40/01 Verwaltungsverfahren;
41/02 Passrecht Fremdenrecht;

Norm

AsylG 1997 §4 Abs1;
AsylG 1997 §4 Abs2;
AsylG 1997 §4 Abs3;
AVG §39 Abs2;

Betreff

Der Verwaltungsgerichtshof hat durch den Vorsitzenden Senatspräsident Dr. Wetzel und die Hofräte Dr. Bachler und Dr. Rigler als Richter, im Beisein des Schriftführers Mag. Schwarzgruber, über die Beschwerde des BB, geboren am 14. Oktober 1976, vertreten durch Dr.
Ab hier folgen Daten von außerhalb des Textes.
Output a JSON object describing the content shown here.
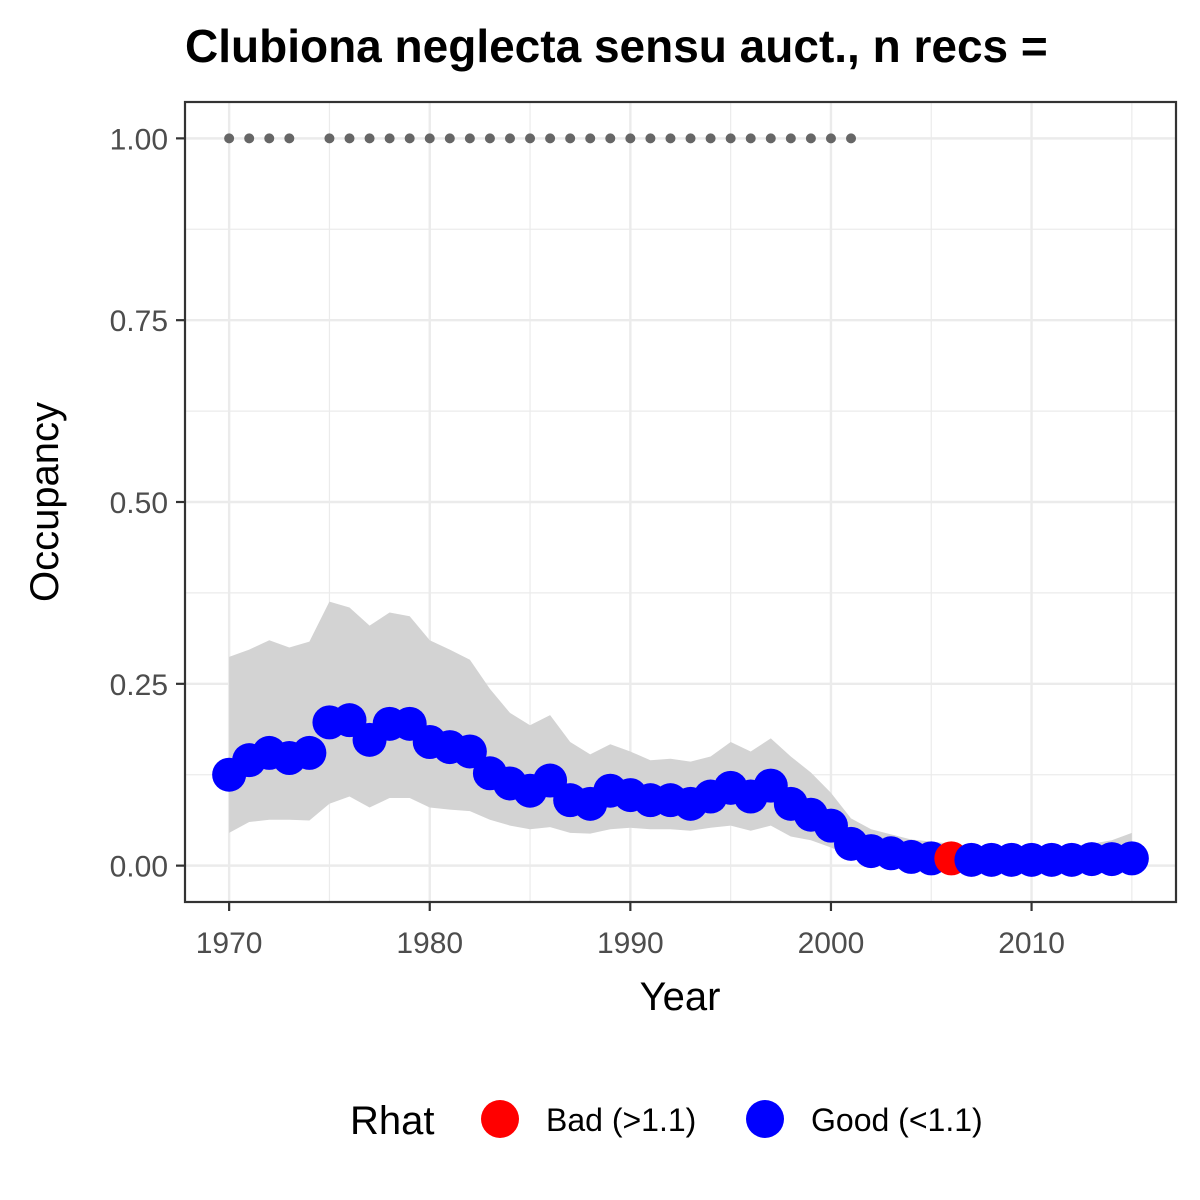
{
  "chart_data": {
    "type": "line",
    "title": "Clubiona neglecta sensu auct., n recs = ",
    "xlabel": "Year",
    "ylabel": "Occupancy",
    "xlim": [
      1967.8,
      2017.2
    ],
    "ylim": [
      -0.05,
      1.05
    ],
    "x_ticks": [
      1970,
      1980,
      1990,
      2000,
      2010
    ],
    "y_ticks": [
      0.0,
      0.25,
      0.5,
      0.75,
      1.0
    ],
    "y_tick_labels": [
      "0.00",
      "0.25",
      "0.50",
      "0.75",
      "1.00"
    ],
    "grid": true,
    "legend": {
      "title": "Rhat",
      "position": "bottom",
      "items": [
        {
          "label": "Bad (>1.1)",
          "color": "#ff0000"
        },
        {
          "label": "Good (<1.1)",
          "color": "#0000ff"
        }
      ]
    },
    "colors": {
      "good": "#0000ff",
      "bad": "#ff0000",
      "ribbon": "#d3d3d3",
      "record_dots": "#666666"
    },
    "series": [
      {
        "rhat_status_key": "good",
        "x": [
          1970,
          1971,
          1972,
          1973,
          1974,
          1975,
          1976,
          1977,
          1978,
          1979,
          1980,
          1981,
          1982,
          1983,
          1984,
          1985,
          1986,
          1987,
          1988,
          1989,
          1990,
          1991,
          1992,
          1993,
          1994,
          1995,
          1996,
          1997,
          1998,
          1999,
          2000,
          2001,
          2002,
          2003,
          2004,
          2005,
          2006,
          2007,
          2008,
          2009,
          2010,
          2011,
          2012,
          2013,
          2014,
          2015
        ],
        "y": [
          0.125,
          0.145,
          0.155,
          0.148,
          0.155,
          0.197,
          0.2,
          0.173,
          0.195,
          0.195,
          0.17,
          0.163,
          0.157,
          0.127,
          0.113,
          0.103,
          0.117,
          0.09,
          0.085,
          0.103,
          0.097,
          0.09,
          0.09,
          0.085,
          0.095,
          0.107,
          0.095,
          0.11,
          0.085,
          0.07,
          0.055,
          0.03,
          0.02,
          0.017,
          0.012,
          0.01,
          0.01,
          0.008,
          0.008,
          0.008,
          0.008,
          0.008,
          0.008,
          0.009,
          0.009,
          0.01
        ],
        "rhat_status": [
          "good",
          "good",
          "good",
          "good",
          "good",
          "good",
          "good",
          "good",
          "good",
          "good",
          "good",
          "good",
          "good",
          "good",
          "good",
          "good",
          "good",
          "good",
          "good",
          "good",
          "good",
          "good",
          "good",
          "good",
          "good",
          "good",
          "good",
          "good",
          "good",
          "good",
          "good",
          "good",
          "good",
          "good",
          "good",
          "good",
          "bad",
          "good",
          "good",
          "good",
          "good",
          "good",
          "good",
          "good",
          "good",
          "good"
        ],
        "lower": [
          0.045,
          0.06,
          0.063,
          0.063,
          0.062,
          0.085,
          0.095,
          0.08,
          0.093,
          0.093,
          0.08,
          0.077,
          0.075,
          0.063,
          0.055,
          0.05,
          0.053,
          0.045,
          0.044,
          0.05,
          0.052,
          0.05,
          0.05,
          0.048,
          0.052,
          0.055,
          0.048,
          0.055,
          0.04,
          0.035,
          0.025,
          0.012,
          0.006,
          0.004,
          0.002,
          0.002,
          0.002,
          0.001,
          0.001,
          0.001,
          0.001,
          0.001,
          0.001,
          0.001,
          0.001,
          0.001
        ],
        "upper": [
          0.287,
          0.297,
          0.31,
          0.3,
          0.308,
          0.363,
          0.355,
          0.33,
          0.348,
          0.343,
          0.31,
          0.297,
          0.283,
          0.243,
          0.21,
          0.193,
          0.207,
          0.17,
          0.153,
          0.167,
          0.157,
          0.145,
          0.147,
          0.143,
          0.15,
          0.17,
          0.157,
          0.175,
          0.15,
          0.128,
          0.1,
          0.065,
          0.05,
          0.043,
          0.036,
          0.033,
          0.03,
          0.026,
          0.025,
          0.025,
          0.025,
          0.026,
          0.027,
          0.03,
          0.035,
          0.045
        ]
      }
    ],
    "record_years": [
      1970,
      1971,
      1972,
      1973,
      1975,
      1976,
      1977,
      1978,
      1979,
      1980,
      1981,
      1982,
      1983,
      1984,
      1985,
      1986,
      1987,
      1988,
      1989,
      1990,
      1991,
      1992,
      1993,
      1994,
      1995,
      1996,
      1997,
      1998,
      1999,
      2000,
      2001
    ],
    "record_y": 1.0
  }
}
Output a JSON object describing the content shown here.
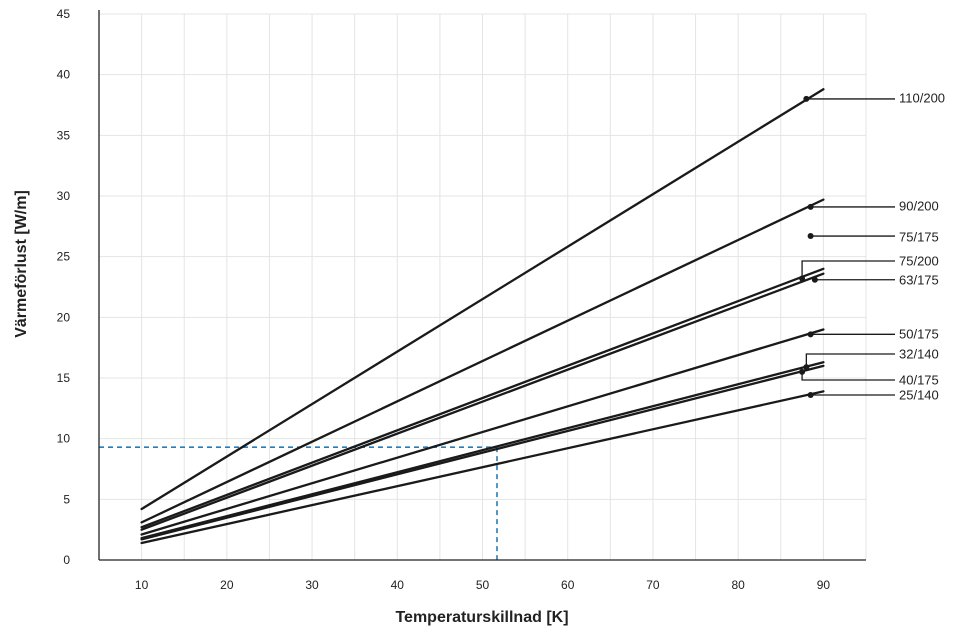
{
  "chart_data": {
    "type": "line",
    "xlabel": "Temperaturskillnad [K]",
    "ylabel": "Värmeförlust [W/m]",
    "xlim": [
      5,
      95
    ],
    "ylim": [
      0,
      45
    ],
    "x_ticks": [
      10,
      20,
      30,
      40,
      50,
      60,
      70,
      80,
      90
    ],
    "y_ticks": [
      0,
      5,
      10,
      15,
      20,
      25,
      30,
      35,
      40,
      45
    ],
    "grid": true,
    "colors": {
      "series": "#1a1a1a",
      "grid": "#e4e4e4",
      "reference": "#2b7bb5"
    },
    "series": [
      {
        "name": "110/200",
        "x": [
          10,
          90
        ],
        "y": [
          4.2,
          38.8
        ],
        "marker": [
          88,
          38.0
        ]
      },
      {
        "name": "90/200",
        "x": [
          10,
          90
        ],
        "y": [
          3.1,
          29.7
        ],
        "marker": [
          88.5,
          29.1
        ]
      },
      {
        "name": "75/175",
        "x": [],
        "y": [],
        "marker": [
          88.5,
          26.7
        ]
      },
      {
        "name": "75/200",
        "x": [
          10,
          90
        ],
        "y": [
          2.7,
          24.0
        ],
        "marker": [
          87.5,
          23.2
        ]
      },
      {
        "name": "63/175",
        "x": [
          10,
          90
        ],
        "y": [
          2.5,
          23.6
        ],
        "marker": [
          89,
          23.1
        ]
      },
      {
        "name": "50/175",
        "x": [
          10,
          90
        ],
        "y": [
          2.1,
          19.0
        ],
        "marker": [
          88.5,
          18.6
        ]
      },
      {
        "name": "32/140",
        "x": [
          10,
          90
        ],
        "y": [
          1.8,
          16.3
        ],
        "marker": [
          88,
          15.9
        ]
      },
      {
        "name": "40/175",
        "x": [
          10,
          90
        ],
        "y": [
          1.7,
          16.0
        ],
        "marker": [
          87.5,
          15.5
        ]
      },
      {
        "name": "25/140",
        "x": [
          10,
          90
        ],
        "y": [
          1.4,
          13.9
        ],
        "marker": [
          88.5,
          13.6
        ]
      }
    ],
    "reference": {
      "x": 51.7,
      "y": 9.3
    }
  }
}
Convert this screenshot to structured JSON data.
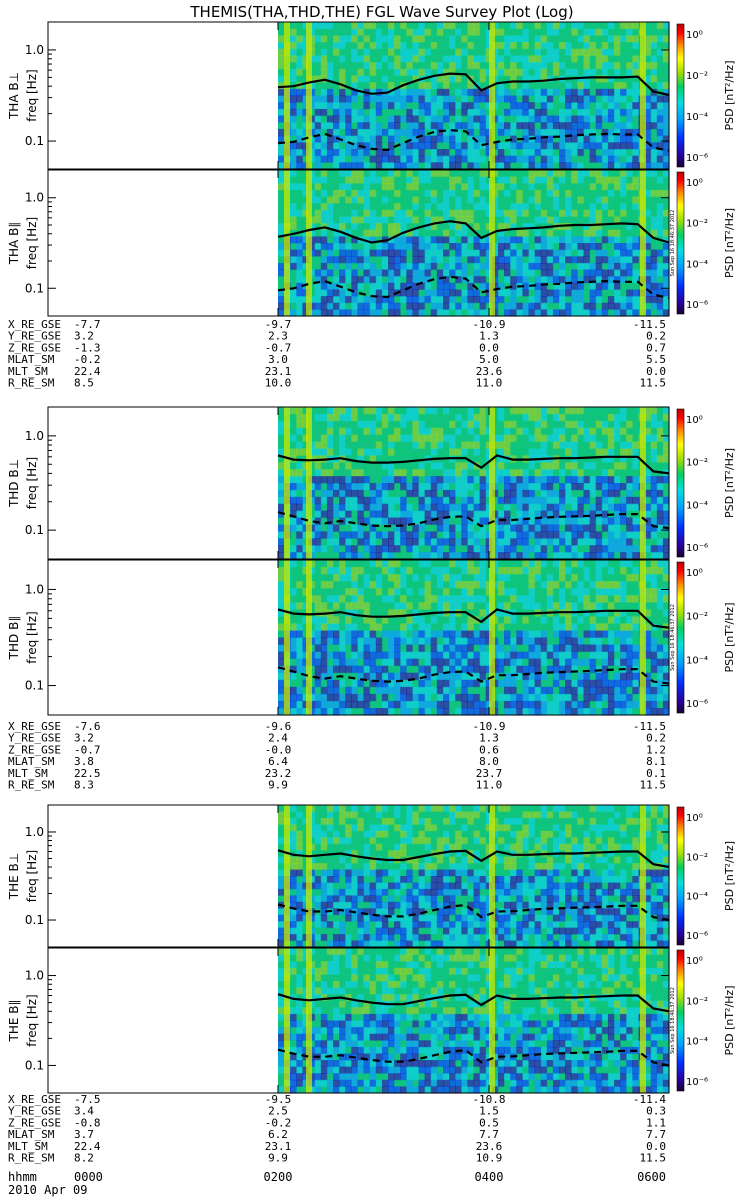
{
  "title": "THEMIS(THA,THD,THE) FGL Wave Survey Plot (Log)",
  "stamp": "Sun Sep 16 18:46:37 2012",
  "colorbar": {
    "label": "PSD [nT²/Hz]",
    "ticks": [
      "10⁰",
      "10⁻²",
      "10⁻⁴",
      "10⁻⁶"
    ]
  },
  "freq_label": "freq [Hz]",
  "chart_data": {
    "type": "heatmap",
    "x": [
      "0000",
      "0200",
      "0400",
      "0600"
    ],
    "y_scale": "log",
    "yticks": [
      "1.0",
      "0.1"
    ],
    "panels": [
      {
        "probe": "THA",
        "component": "B⊥",
        "ylabel": "THA B⊥",
        "data_start": "~0147",
        "solid_line_hz": [
          0.39,
          0.4,
          0.44,
          0.47,
          0.42,
          0.36,
          0.33,
          0.34,
          0.41,
          0.47,
          0.52,
          0.55,
          0.54,
          0.36,
          0.43,
          0.45,
          0.45,
          0.46,
          0.48,
          0.49,
          0.5,
          0.5,
          0.5,
          0.51,
          0.35,
          0.32
        ],
        "dashed_line_hz": [
          0.095,
          0.098,
          0.11,
          0.12,
          0.104,
          0.09,
          0.082,
          0.08,
          0.095,
          0.112,
          0.126,
          0.132,
          0.128,
          0.09,
          0.098,
          0.104,
          0.106,
          0.11,
          0.112,
          0.116,
          0.118,
          0.12,
          0.118,
          0.118,
          0.085,
          0.078
        ]
      },
      {
        "probe": "THA",
        "component": "B∥",
        "ylabel": "THA B∥",
        "data_start": "~0147",
        "solid_line_hz": [
          0.37,
          0.4,
          0.44,
          0.47,
          0.42,
          0.36,
          0.32,
          0.34,
          0.41,
          0.47,
          0.52,
          0.55,
          0.52,
          0.36,
          0.43,
          0.45,
          0.46,
          0.47,
          0.49,
          0.5,
          0.5,
          0.51,
          0.52,
          0.51,
          0.36,
          0.32
        ],
        "dashed_line_hz": [
          0.095,
          0.1,
          0.112,
          0.12,
          0.104,
          0.09,
          0.082,
          0.08,
          0.095,
          0.112,
          0.126,
          0.134,
          0.128,
          0.09,
          0.098,
          0.104,
          0.106,
          0.11,
          0.112,
          0.116,
          0.118,
          0.12,
          0.118,
          0.118,
          0.085,
          0.078
        ]
      },
      {
        "probe": "THD",
        "component": "B⊥",
        "ylabel": "THD B⊥",
        "data_start": "~0147",
        "solid_line_hz": [
          0.62,
          0.56,
          0.55,
          0.56,
          0.58,
          0.54,
          0.52,
          0.52,
          0.53,
          0.55,
          0.57,
          0.58,
          0.58,
          0.46,
          0.62,
          0.56,
          0.56,
          0.57,
          0.58,
          0.58,
          0.59,
          0.6,
          0.6,
          0.6,
          0.42,
          0.4
        ],
        "dashed_line_hz": [
          0.155,
          0.14,
          0.125,
          0.118,
          0.125,
          0.118,
          0.112,
          0.11,
          0.112,
          0.118,
          0.13,
          0.138,
          0.14,
          0.11,
          0.128,
          0.128,
          0.132,
          0.136,
          0.138,
          0.14,
          0.142,
          0.145,
          0.148,
          0.148,
          0.11,
          0.105
        ]
      },
      {
        "probe": "THD",
        "component": "B∥",
        "ylabel": "THD B∥",
        "data_start": "~0147",
        "solid_line_hz": [
          0.62,
          0.56,
          0.55,
          0.56,
          0.58,
          0.54,
          0.52,
          0.52,
          0.53,
          0.55,
          0.57,
          0.58,
          0.58,
          0.46,
          0.62,
          0.56,
          0.56,
          0.57,
          0.58,
          0.58,
          0.59,
          0.6,
          0.6,
          0.6,
          0.42,
          0.4
        ],
        "dashed_line_hz": [
          0.155,
          0.14,
          0.125,
          0.118,
          0.125,
          0.118,
          0.112,
          0.11,
          0.112,
          0.118,
          0.13,
          0.138,
          0.14,
          0.11,
          0.128,
          0.128,
          0.132,
          0.136,
          0.138,
          0.14,
          0.142,
          0.145,
          0.148,
          0.148,
          0.11,
          0.105
        ]
      },
      {
        "probe": "THE",
        "component": "B⊥",
        "ylabel": "THE B⊥",
        "data_start": "~0147",
        "solid_line_hz": [
          0.62,
          0.55,
          0.53,
          0.55,
          0.57,
          0.53,
          0.5,
          0.48,
          0.48,
          0.52,
          0.56,
          0.6,
          0.61,
          0.47,
          0.6,
          0.55,
          0.55,
          0.56,
          0.57,
          0.57,
          0.58,
          0.59,
          0.6,
          0.6,
          0.43,
          0.4
        ],
        "dashed_line_hz": [
          0.15,
          0.135,
          0.125,
          0.125,
          0.13,
          0.122,
          0.115,
          0.11,
          0.11,
          0.118,
          0.13,
          0.142,
          0.148,
          0.108,
          0.125,
          0.126,
          0.13,
          0.134,
          0.136,
          0.138,
          0.14,
          0.142,
          0.145,
          0.145,
          0.108,
          0.1
        ]
      },
      {
        "probe": "THE",
        "component": "B∥",
        "ylabel": "THE B∥",
        "data_start": "~0147",
        "solid_line_hz": [
          0.62,
          0.55,
          0.53,
          0.55,
          0.57,
          0.53,
          0.5,
          0.48,
          0.48,
          0.52,
          0.56,
          0.6,
          0.61,
          0.47,
          0.6,
          0.55,
          0.55,
          0.56,
          0.57,
          0.57,
          0.58,
          0.59,
          0.6,
          0.6,
          0.43,
          0.4
        ],
        "dashed_line_hz": [
          0.15,
          0.135,
          0.125,
          0.125,
          0.13,
          0.122,
          0.115,
          0.11,
          0.11,
          0.118,
          0.13,
          0.142,
          0.148,
          0.108,
          0.125,
          0.126,
          0.13,
          0.134,
          0.136,
          0.138,
          0.14,
          0.142,
          0.145,
          0.145,
          0.108,
          0.1
        ]
      }
    ],
    "colorbar_scale": "log",
    "colorbar_range": [
      "10⁻⁶",
      "10⁰"
    ]
  },
  "ephemeris": [
    {
      "probe": "THA",
      "rows": [
        {
          "label": "X_RE_GSE",
          "values": [
            "-7.7",
            "-9.7",
            "-10.9",
            "-11.5"
          ]
        },
        {
          "label": "Y_RE_GSE",
          "values": [
            "3.2",
            "2.3",
            "1.3",
            "0.2"
          ]
        },
        {
          "label": "Z_RE_GSE",
          "values": [
            "-1.3",
            "-0.7",
            "0.0",
            "0.7"
          ]
        },
        {
          "label": "MLAT_SM",
          "values": [
            "-0.2",
            "3.0",
            "5.0",
            "5.5"
          ]
        },
        {
          "label": "MLT_SM",
          "values": [
            "22.4",
            "23.1",
            "23.6",
            "0.0"
          ]
        },
        {
          "label": "R_RE_SM",
          "values": [
            "8.5",
            "10.0",
            "11.0",
            "11.5"
          ]
        }
      ]
    },
    {
      "probe": "THD",
      "rows": [
        {
          "label": "X_RE_GSE",
          "values": [
            "-7.6",
            "-9.6",
            "-10.9",
            "-11.5"
          ]
        },
        {
          "label": "Y_RE_GSE",
          "values": [
            "3.2",
            "2.4",
            "1.3",
            "0.2"
          ]
        },
        {
          "label": "Z_RE_GSE",
          "values": [
            "-0.7",
            "-0.0",
            "0.6",
            "1.2"
          ]
        },
        {
          "label": "MLAT_SM",
          "values": [
            "3.8",
            "6.4",
            "8.0",
            "8.1"
          ]
        },
        {
          "label": "MLT_SM",
          "values": [
            "22.5",
            "23.2",
            "23.7",
            "0.1"
          ]
        },
        {
          "label": "R_RE_SM",
          "values": [
            "8.3",
            "9.9",
            "11.0",
            "11.5"
          ]
        }
      ]
    },
    {
      "probe": "THE",
      "rows": [
        {
          "label": "X_RE_GSE",
          "values": [
            "-7.5",
            "-9.5",
            "-10.8",
            "-11.4"
          ]
        },
        {
          "label": "Y_RE_GSE",
          "values": [
            "3.4",
            "2.5",
            "1.5",
            "0.3"
          ]
        },
        {
          "label": "Z_RE_GSE",
          "values": [
            "-0.8",
            "-0.2",
            "0.5",
            "1.1"
          ]
        },
        {
          "label": "MLAT_SM",
          "values": [
            "3.7",
            "6.2",
            "7.7",
            "7.7"
          ]
        },
        {
          "label": "MLT_SM",
          "values": [
            "22.4",
            "23.1",
            "23.6",
            "0.0"
          ]
        },
        {
          "label": "R_RE_SM",
          "values": [
            "8.2",
            "9.9",
            "10.9",
            "11.5"
          ]
        }
      ]
    }
  ],
  "time_axis": {
    "label": "hhmm",
    "values": [
      "0000",
      "0200",
      "0400",
      "0600"
    ],
    "date": "2010 Apr 09"
  },
  "colors": {
    "spectrogram_bg": "#26b4a8",
    "line": "#000000",
    "colorscale": [
      "#1a0030",
      "#2a00a0",
      "#0030ff",
      "#00a0ff",
      "#00e0e0",
      "#00d060",
      "#a0e000",
      "#ffff00",
      "#ff8000",
      "#ff0000",
      "#c00000"
    ]
  }
}
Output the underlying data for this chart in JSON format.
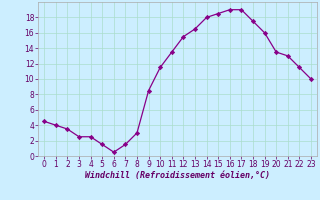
{
  "x": [
    0,
    1,
    2,
    3,
    4,
    5,
    6,
    7,
    8,
    9,
    10,
    11,
    12,
    13,
    14,
    15,
    16,
    17,
    18,
    19,
    20,
    21,
    22,
    23
  ],
  "y": [
    4.5,
    4.0,
    3.5,
    2.5,
    2.5,
    1.5,
    0.5,
    1.5,
    3.0,
    8.5,
    11.5,
    13.5,
    15.5,
    16.5,
    18.0,
    18.5,
    19.0,
    19.0,
    17.5,
    16.0,
    13.5,
    13.0,
    11.5,
    10.0
  ],
  "line_color": "#880088",
  "marker": "D",
  "marker_size": 2.2,
  "linewidth": 0.9,
  "xlabel": "Windchill (Refroidissement éolien,°C)",
  "xlabel_fontsize": 6.0,
  "bg_color": "#cceeff",
  "grid_color": "#aaddcc",
  "tick_color": "#660066",
  "xlim": [
    -0.5,
    23.5
  ],
  "ylim": [
    0,
    20
  ],
  "yticks": [
    0,
    2,
    4,
    6,
    8,
    10,
    12,
    14,
    16,
    18
  ],
  "xticks": [
    0,
    1,
    2,
    3,
    4,
    5,
    6,
    7,
    8,
    9,
    10,
    11,
    12,
    13,
    14,
    15,
    16,
    17,
    18,
    19,
    20,
    21,
    22,
    23
  ],
  "tick_fontsize": 5.5,
  "spine_color": "#aaaaaa"
}
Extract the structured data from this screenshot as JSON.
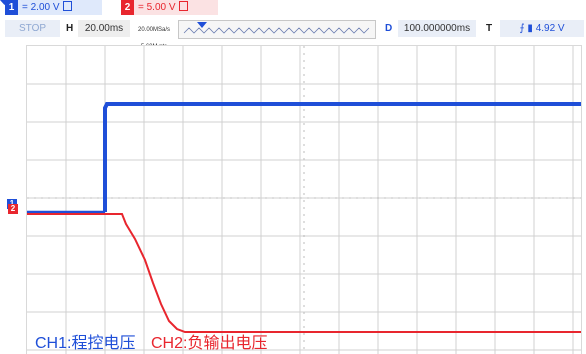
{
  "channels": [
    {
      "id": "1",
      "scale": "= 2.00 V"
    },
    {
      "id": "2",
      "scale": "= 5.00 V"
    }
  ],
  "status": {
    "run_state": "STOP",
    "h_label": "H",
    "h_time": "20.00ms",
    "sample_rate": "20.00MSa/s",
    "points": "5.60M pts",
    "d_label": "D",
    "delay": "100.000000ms",
    "t_label": "T",
    "trigger_level": "4.92 V"
  },
  "labels": {
    "ch1": "CH1:程控电压",
    "ch2": "CH2:负输出电压"
  },
  "colors": {
    "ch1": "#1f4fd8",
    "ch2": "#e8262e",
    "grid": "#cfcfcf"
  }
}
Benno Wageneder, Rechtsanwalt in 4910 Ried/Innkreis, Adalbert-Stifter-Straße 16, gegen den Bescheid des unabhängigen Bundesasylsenates vom 9. September 1998, Zl. 204.949/0-XI/35/98, betreffend Zurückweisung eines Asylantrages (weitere Partei: Bundesminister für Inneres), zu Recht erkannt:

Spruch

Der angefochtene Bescheid wird wegen Rechtswidrigkeit seines Inhaltes aufgehoben.

Der Bund hat dem Beschwerdeführer Aufwendungen in der Höhe von S 12.500,-- binnen zwei Wochen bei sonstiger Exekution zu ersetzen.

Begründung

Mit dem im Instanzenzug ergangenen Bescheid vom 9. September 1998 hat der unabhängige Bundesasylsenat den Asylantrag des Beschwerdeführers gemäß § 4 Abs. 1 Asylgesetz 1997 - AsylG, BGBl I Nr. 1997/76, als unzulässig zurückgewiesen. Dies begründete die belangte Behörde im Ergebnis damit, dass der über Ungarn in das Bundesgebiet eingereiste Beschwerdeführer dort Schutz vor Verfolgung finden könne.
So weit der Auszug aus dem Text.